The upside to that is that flatpaked apps are universally compatible across distros; the downside is the file size.
Another catch to flatpaks is that they run in a sandboxed environment, and each application has its own varying levels of isolation from your main system. This can lead to unintuitive issues like not being able to see files you save in a flatpaked browser unless you save to
~/Downloads. This sandboxing does have some security benefits, but is not generally considered robust protection from malware.Thank you, that makes sense, I think I’ll just see how it goes without it, I don’t install a ton of applications usually and the install sizes are so large for someone who’s first computer had 64k of RAM.
Have you ever tried to install a package and the install failed because of a missing dependency? You spend time chasing down that specific dependency, you find it and try to install it, but then the dependency itself fails to install because of a further missing dependency of its own. This is two steps into “dependency hell”.
This doesn’t occur with a Flatpak install because all the dependencies are baked into the Flakpak.
I am going to consider myself lucky as I have never run into that in 15 years.
This doesn’t occur with a Flatpak install because all the dependencies are baked into the Flakpak.
The dependencies aren’t “baked into” the Flatpaks in the sense that they included in their archive, like e.g. AppImage, but Flatpak manages to install several different versions of depencies.
Thank you, that hasn’t happened to me in some time, but I understand how Flatpaks avoid that now.

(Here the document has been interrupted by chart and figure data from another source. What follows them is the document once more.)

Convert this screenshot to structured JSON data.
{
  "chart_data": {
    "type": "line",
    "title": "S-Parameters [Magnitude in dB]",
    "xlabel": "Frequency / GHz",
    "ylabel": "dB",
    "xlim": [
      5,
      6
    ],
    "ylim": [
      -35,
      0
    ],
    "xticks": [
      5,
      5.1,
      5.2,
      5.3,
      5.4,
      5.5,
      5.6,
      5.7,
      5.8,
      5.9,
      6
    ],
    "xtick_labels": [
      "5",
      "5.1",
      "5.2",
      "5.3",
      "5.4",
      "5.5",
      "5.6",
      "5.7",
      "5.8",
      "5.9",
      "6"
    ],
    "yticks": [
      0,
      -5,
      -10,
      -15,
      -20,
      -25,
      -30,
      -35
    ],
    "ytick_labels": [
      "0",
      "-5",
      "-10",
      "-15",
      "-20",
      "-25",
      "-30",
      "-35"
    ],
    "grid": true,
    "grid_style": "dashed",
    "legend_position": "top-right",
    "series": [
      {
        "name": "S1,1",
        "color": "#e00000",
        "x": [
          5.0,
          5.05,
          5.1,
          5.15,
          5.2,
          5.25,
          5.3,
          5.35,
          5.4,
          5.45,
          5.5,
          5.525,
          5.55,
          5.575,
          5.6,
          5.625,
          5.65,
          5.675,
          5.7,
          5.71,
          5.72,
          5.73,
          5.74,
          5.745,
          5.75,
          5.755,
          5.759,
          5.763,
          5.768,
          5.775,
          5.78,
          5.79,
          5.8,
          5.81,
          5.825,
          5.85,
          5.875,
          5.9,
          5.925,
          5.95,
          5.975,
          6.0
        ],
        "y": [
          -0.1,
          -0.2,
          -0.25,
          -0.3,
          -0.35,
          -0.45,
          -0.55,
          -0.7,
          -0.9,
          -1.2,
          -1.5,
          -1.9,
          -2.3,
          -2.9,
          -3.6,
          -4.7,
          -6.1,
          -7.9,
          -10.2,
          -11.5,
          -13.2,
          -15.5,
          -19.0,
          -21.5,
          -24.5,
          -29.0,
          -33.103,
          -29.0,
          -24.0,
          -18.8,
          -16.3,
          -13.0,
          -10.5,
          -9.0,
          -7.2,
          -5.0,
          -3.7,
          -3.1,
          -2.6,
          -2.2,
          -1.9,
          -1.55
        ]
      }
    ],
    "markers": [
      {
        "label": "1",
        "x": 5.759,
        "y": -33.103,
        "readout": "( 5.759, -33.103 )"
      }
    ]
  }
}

Primarily, it is to the app developer’s advantage to use flatpak for distribution, as that lets you concentrate on getting one consistent version of your software out on an environment that is the same for everyone - the flatpak sandbox. If you use traditional methods, one of two things have to happen - you need to maintain multiple versions of your deb and/or rpm package, to cater to Ubuntu, Debian, Fedora, SuSE, and Enterprise Linux users. That didn’t include Arch, Gentoo, Slackware, or from scratch source compilers. Which gets to part 2, hoping each community will make and keep up to date the source code builds themselves, because: Having source code and build environment settings for different distros to build from source and have it work in each distro, which may require or have available only certain versions of any libs you call on, that might not work with your code. This is “dependency hell”, and it only gets worse the more linuxes you want to support directly.
It’s a lot easier to just ship the flatpak with the dependencies in them or linked in their flatpak libs as well. One set of dependencies and one build that runs on everything.
Thank you! Ah yeah I never thought of how difficult software distribution is for Linux, where typically users were compiling their own binaries from sources, but of course that’s not so user friendly.
Whoa! That’s a gigantic Flatpak. I like FP because I can centrally managing app permissions with flatseal. I also like it when installing apps that have x86 libraries that I didn’t want to install on my x64 only box. Not perfect, but it’s nice also installing apps that only live in userspace and didn’t touch my core os files. I like to to keep system and userspace separate. It’s also nice to uninstall and remove everything associated. Pro-tip: try to only install flatpaks from original app devs if you can.
I know right? I was surprised because I thought Linux was more concerned about efficiency but there’s all sorts of options for everyone I suppose.